A database server in cluster S4 which hosts commons, gets overloaded with 300 queries that are not slow individually but overwhelm the system.
Hundreds of queries of the type SELECT * MediaWiki\Extension\GlobalUsage\GlobalUsage::getLinksFromPage ... are created.
The number of queries on s1 (en.wp) drops.
The affected server db1143 gets depooled, things recover almost instantly.
A massive spike of reads happens on the s1 database cluster, which hosts en.wikipedia, due to the recovery.
A spike of POST traffic to Parsoid happened after after api-appserver recovered, which then saturated parsoid.

Graphs

5xx spike on appservers

5xx errors on appservers
mysql spikes
appservers RED dashboard
appservers RED dashboard
events in alerting dashboard

Timeline

21:02 - first alerts show up on IRC, bot notifies about 'High average GET latency on API appservers'

21:02 - an alerting page was sent for "ProbeDown (ip4_api-https) (3215)". It was ACKed within the same minute (46241)

21:03 - an alerting page was sent for: "PHPFPMTOOBusy api_appserver (3216)"

21:04 - An incident was opened. dzahn becomes IC.

21:07 - dzahn sends manual page to SRE via Klaxon to ask for help.

21:09 - DBA marostegui joins and immediately identifies db1143 as non-response, depools it from service

21:10 - A shower of recoveries starts almost instantly, traffic recovers.

21:10 - https://phabricator.wikimedia.org/T326590 is created by users noticing broken suggestions service on Wikidata.

21:12 - recovery page is sent for event 3215

21:13 - recovery page is sent for event 3216

21:17 - recovery page is sent for event 3218 *ipv4 probes prometheus eqiad*, api-https has failed probes

21:18 - recovery page is sent for event 3219, *PHPFPMTooBusy parsoid*

21:24 - recovery page is sent for event 3220 *MariaDB Replica Lag: s4*

Detection

alerting via icinga/alertmanager/victorops - SMS was sent to SREs on on-call duty shift. manual escalation via Klaxon to more SREs.

Conclusions

Maybe onLinksUpdateComplete should not always lok for commons file usage changes or have some throttle.

What went well?

alerting worked, reaction time was fast
DBA was available and able to identify and depool the relevant server quickly which almost instantly solved the issue

What went poorly?

We got more recovery pages than original alert pages or at least some of us and we are not sure why.

Where did we get lucky?

That this doesn't happen more often.

Links to relevant documentation

Dbctl#Completely depool a host

Actionables

Ticket for MediaWiki? - possibly https://phabricator.wikimedia.org/T314020?

Scorecard

Incident Engagement ScoreCard
	Question	Answer (yes/no)	Notes
People	Were the people responding to this incident sufficiently different than the previous five incidents?	yes
	Were the people who responded prepared enough to respond effectively	yes
	Were fewer than five people paged?	yes
	Were pages routed to the correct sub-team(s)?	no
	Were pages routed to online (business hours) engineers?
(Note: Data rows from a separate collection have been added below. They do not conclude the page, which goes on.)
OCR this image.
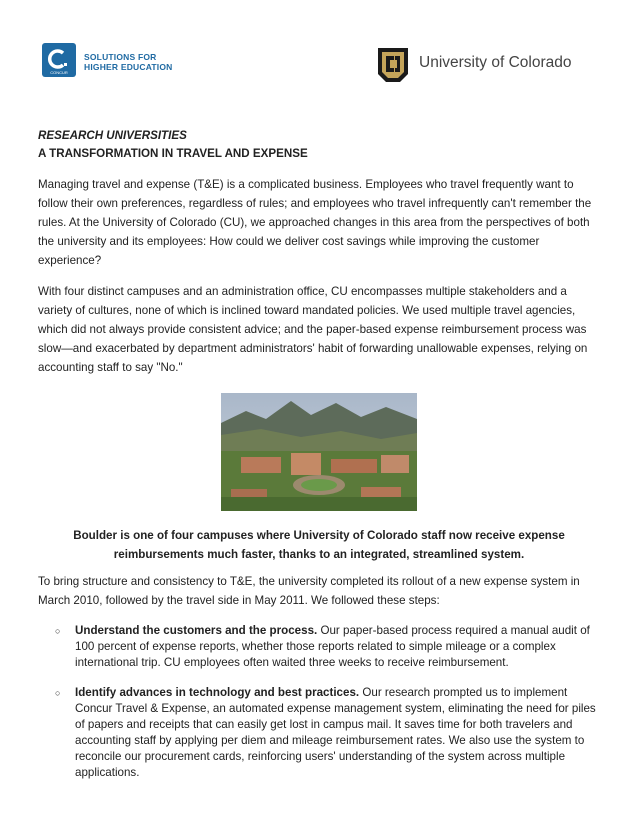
CONCUR
SOLUTIONS FOR
HIGHER EDUCATION	University of Colorado
RESEARCH UNIVERSITIES
A TRANSFORMATION IN TRAVEL AND EXPENSE

Managing travel and expense (T&E) is a complicated business. Employees who travel frequently want to follow their own preferences, regardless of rules; and employees who travel infrequently can't remember the rules. At the University of Colorado (CU), we approached changes in this area from the perspectives of both the university and its employees: How could we deliver cost savings while improving the customer experience?

With four distinct campuses and an administration office, CU encompasses multiple stakeholders and a variety of cultures, none of which is inclined toward mandated policies. We used multiple travel agencies, which did not always provide consistent advice; and the paper-based expense reimbursement process was slow—and exacerbated by department administrators' habit of forwarding unallowable expenses, relying on accounting staff to say "No."

Boulder is one of four campuses where University of Colorado staff now receive expense reimbursements much faster, thanks to an integrated, streamlined system.

To bring structure and consistency to T&E, the university completed its rollout of a new expense system in March 2010, followed by the travel side in May 2011. We followed these steps:

○ Understand the customers and the process. Our paper-based process required a manual audit of 100 percent of expense reports, whether those reports related to simple mileage or a complex international trip. CU employees often waited three weeks to receive reimbursement.
○ Identify advances in technology and best practices. Our research prompted us to implement Concur Travel & Expense, an automated expense management system, eliminating the need for piles of papers and receipts that can easily get lost in campus mail. It saves time for both travelers and accounting staff by applying per diem and mileage reimbursement rates. We also use the system to reconcile our procurement cards, reinforcing users' understanding of the system across multiple applications.
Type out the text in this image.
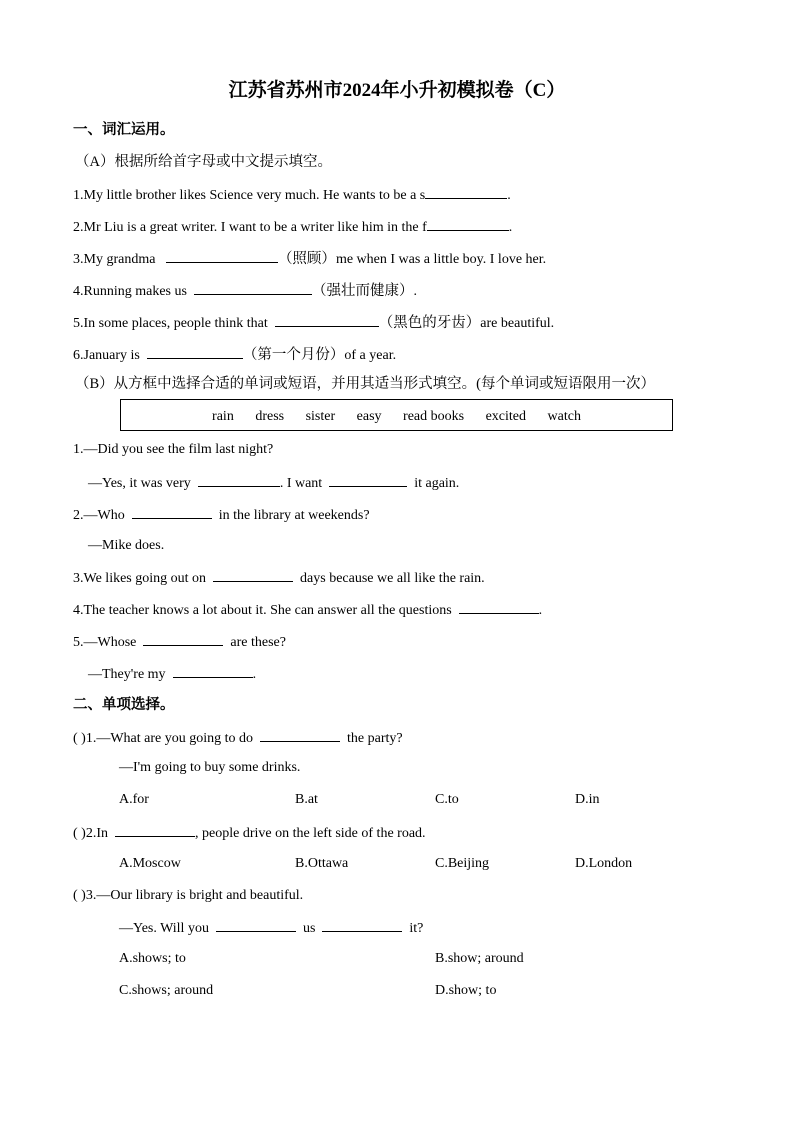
江苏省苏州市2024年小升初模拟卷（C）
一、词汇运用。
（A）根据所给首字母或中文提示填空。
1.My little brother likes Science very much. He wants to be a s	.
2.Mr Liu is a great writer. I want to be a writer like him in the f	.
3.My grandma	（照顾）me when I was a little boy. I love her.
4.Running makes us	（强壮而健康）.
5.In some places, people think that	（黑色的牙齿）are beautiful.
6.January is	（第一个月份）of a year.
（B）从方框中选择合适的单词或短语，并用其适当形式填空。(每个单词或短语限用一次）
rain dress sister easy read books excited watch
1.—Did you see the film last night?
—Yes, it was very	. I want	it again.
2.—Who	in the library at weekends?
—Mike does.
3.We likes going out on	days because we all like the rain.
4.The teacher knows a lot about it. She can answer all the questions	.
5.—Whose	are these?
—They're my	.
二、单项选择。
( )1.—What are you going to do	the party?
—I'm going to buy some drinks.
A.for	B.at	C.to	D.in
( )2.In	, people drive on the left side of the road.
A.Moscow	B.Ottawa	C.Beijing	D.London
( )3.—Our library is bright and beautiful.
—Yes. Will you	us	it?
A.shows; to	B.show; around
C.shows; around	D.show; to
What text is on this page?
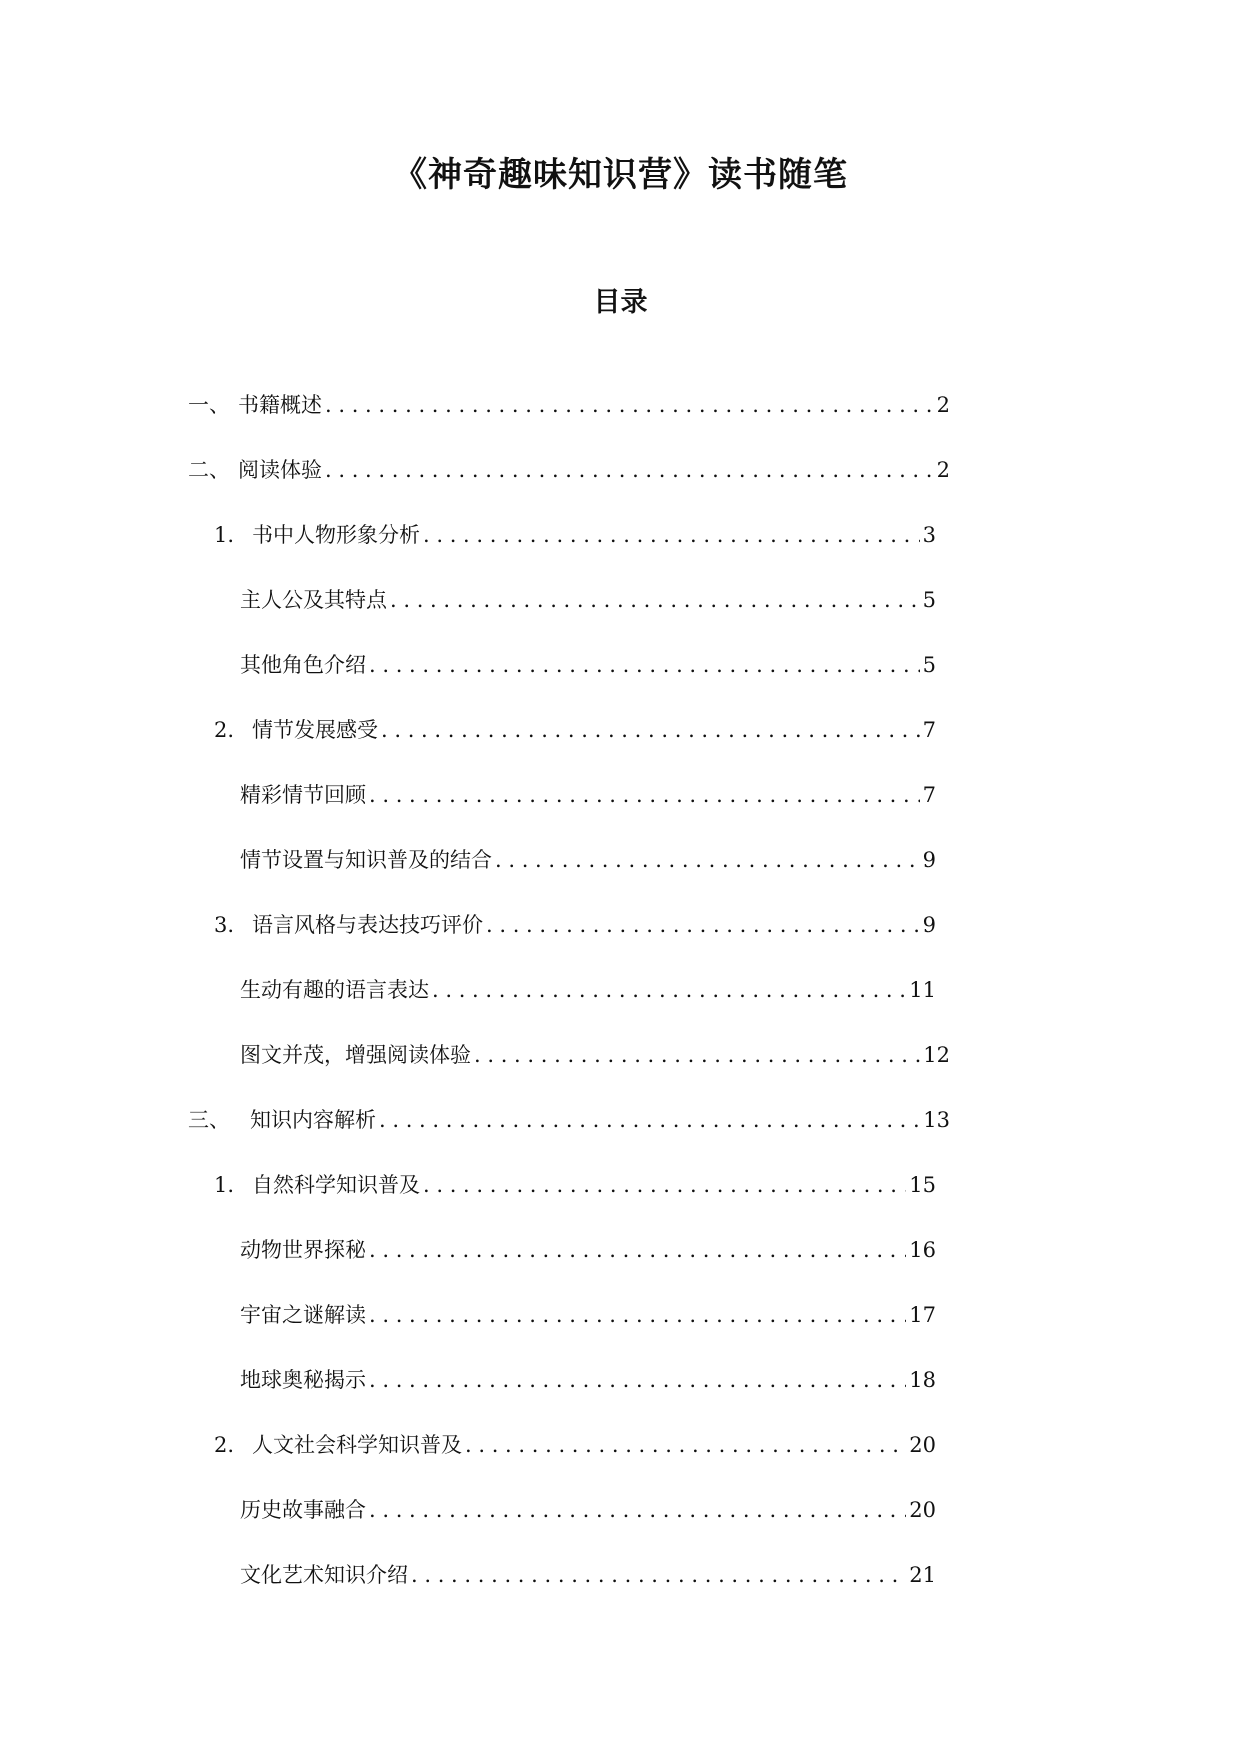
《神奇趣味知识营》读书随笔
目录
一、 书籍概述 . . .	2
二、 阅读体验 . . .	2
1. 书中人物形象分析 . . .	3
主人公及其特点 . . .	5
其他角色介绍 . . .	5
2. 情节发展感受 . . .	7
精彩情节回顾 . . .	7
情节设置与知识普及的结合 . . .	9
3. 语言风格与表达技巧评价 . . .	9
生动有趣的语言表达 . . .	11
图文并茂，增强阅读体验 . . .	12
三、 知识内容解析 . . .	13
1. 自然科学知识普及 . . .	15
动物世界探秘 . . .	16
宇宙之谜解读 . . .	17
地球奥秘揭示 . . .	18
2. 人文社会科学知识普及 . . .	20
历史故事融合 . . .	20
文化艺术知识介绍 . . .	21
Answer “no” if engineers were paged after business hours.	yes	2 on-callers but they escalated to SRE via klaxon
Process	Was the "Incident status" section atop the Google Doc kept up-to-date during the incident?	no	but the incident just lasted ~10 minutes, so that was ok
	Was a public wikimediastatus.net entry created?	yes	but only retroactively. we did not know if it was an attack at first
	Is there a phabricator task for the incident?	yes	kind of, https://phabricator.wikimedia.org/T326590 was created and was caused by it but is about one specific effect of it and user created
	Are the documented action items assigned?	n/a
	Is this incident sufficiently different from earlier incidents so as not to be a repeat occurrence?	yes
Tooling	To the best of your knowledge was the open task queue free of any tasks that would have prevented this incident? Answer “no” if there are open tasks that would prevent this incident or make mitigation easier if implemented.	yes	There might be a ticket about onLinksUpdateComplete but this needs input from mw developers.
	Were the people responding able to communicate effectively during the incident with the existing tooling?	yes
	Did existing monitoring notify the initial responders?	yes
	Were the engineering tools that were to be used during the incident, available and in service?	yes
	Were the steps taken to mitigate guided by an existing runbook?	no	it was using dbctl, not sure if "db server is overloaded -> depool" counts as runbook
Total score (count of all “yes” answers above)